Images above by permission, copyright Akihide Koguchi, all rights reserved.
The alate Mollitrichosiphum nigrum (not pictured) has antennal segment III with 14-16 round secondary rhinaria. There are 49-53 short transverse ridges in the basal 0.6 of the hind tibia. The veins of the wings and the pterostigma are dark brown. There are large sclerotized dark patches on tergites III-VI. The siphunculi are extremely long, 0.8-1.1 times body length, with 189-210 long and short hairs.

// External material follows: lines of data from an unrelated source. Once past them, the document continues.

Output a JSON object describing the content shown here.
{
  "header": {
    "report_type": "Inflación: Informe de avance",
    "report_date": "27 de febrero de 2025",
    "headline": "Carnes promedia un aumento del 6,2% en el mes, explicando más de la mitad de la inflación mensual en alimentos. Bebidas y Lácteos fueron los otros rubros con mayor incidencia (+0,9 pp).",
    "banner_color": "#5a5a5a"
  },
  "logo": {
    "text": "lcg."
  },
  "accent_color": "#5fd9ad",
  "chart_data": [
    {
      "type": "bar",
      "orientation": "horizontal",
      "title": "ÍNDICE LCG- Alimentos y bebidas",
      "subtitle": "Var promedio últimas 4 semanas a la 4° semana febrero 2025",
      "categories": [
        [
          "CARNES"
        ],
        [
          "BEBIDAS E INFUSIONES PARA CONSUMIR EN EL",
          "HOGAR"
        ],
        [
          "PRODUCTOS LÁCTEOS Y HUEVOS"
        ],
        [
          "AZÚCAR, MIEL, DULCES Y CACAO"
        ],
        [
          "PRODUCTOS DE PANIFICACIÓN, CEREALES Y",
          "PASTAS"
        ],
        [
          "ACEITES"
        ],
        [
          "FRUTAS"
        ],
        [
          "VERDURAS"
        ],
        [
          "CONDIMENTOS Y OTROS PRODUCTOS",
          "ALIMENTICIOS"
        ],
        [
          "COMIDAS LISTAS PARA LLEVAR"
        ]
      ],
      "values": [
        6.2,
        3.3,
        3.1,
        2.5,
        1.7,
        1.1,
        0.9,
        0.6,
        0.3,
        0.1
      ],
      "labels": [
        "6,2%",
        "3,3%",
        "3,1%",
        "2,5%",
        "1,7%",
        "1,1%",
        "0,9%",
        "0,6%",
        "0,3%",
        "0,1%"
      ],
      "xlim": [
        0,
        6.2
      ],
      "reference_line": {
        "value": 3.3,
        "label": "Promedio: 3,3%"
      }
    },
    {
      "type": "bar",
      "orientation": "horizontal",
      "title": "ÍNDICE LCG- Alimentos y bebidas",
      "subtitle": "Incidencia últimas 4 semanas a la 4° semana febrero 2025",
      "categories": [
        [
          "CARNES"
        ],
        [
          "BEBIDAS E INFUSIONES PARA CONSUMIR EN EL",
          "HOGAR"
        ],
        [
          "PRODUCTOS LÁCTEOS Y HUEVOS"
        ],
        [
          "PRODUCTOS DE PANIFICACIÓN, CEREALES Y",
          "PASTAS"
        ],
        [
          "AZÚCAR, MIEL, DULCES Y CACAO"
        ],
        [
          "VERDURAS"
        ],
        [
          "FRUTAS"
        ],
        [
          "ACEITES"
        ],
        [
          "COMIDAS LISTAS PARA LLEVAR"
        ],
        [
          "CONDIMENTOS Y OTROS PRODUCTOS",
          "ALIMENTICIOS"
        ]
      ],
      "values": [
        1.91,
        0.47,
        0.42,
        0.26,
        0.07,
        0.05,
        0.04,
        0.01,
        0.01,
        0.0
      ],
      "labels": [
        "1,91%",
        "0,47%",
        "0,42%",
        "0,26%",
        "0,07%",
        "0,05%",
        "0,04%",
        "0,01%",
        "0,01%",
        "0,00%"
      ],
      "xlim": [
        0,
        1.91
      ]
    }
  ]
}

Mollitrichosiphum nigrum has mainly been found on Meliosma species (Sabiaceae), where they feed on the leaf undersides. They have also been collected from Ailanthus altissima and Elaeagnus pungens (Zhang & Qiao, 2010). Until now Mollitrichosiphum nigrum has only been found in China, whilst the specimens shown here were found in Japan. Hence the uncertainty about the identity of the aphids pictured here as Mollitrichosiphum nigrum. However Mollitrichosiphum is the only genus of aphid that has been found on Meliosma species, and the only species recorded on Meliosma are Mollitrichosiphum nigrum, Mollitrichosiphum yamabiwae, Mollitrichosiphum tenuicorpus and Mollitrichosiphum taiwanum. Of these, only Mollitrichosiphum nigrum is described as black in life; the others are yellow, yellow-brown or pale brown (see Blackman in Aphids on Worlds Plants).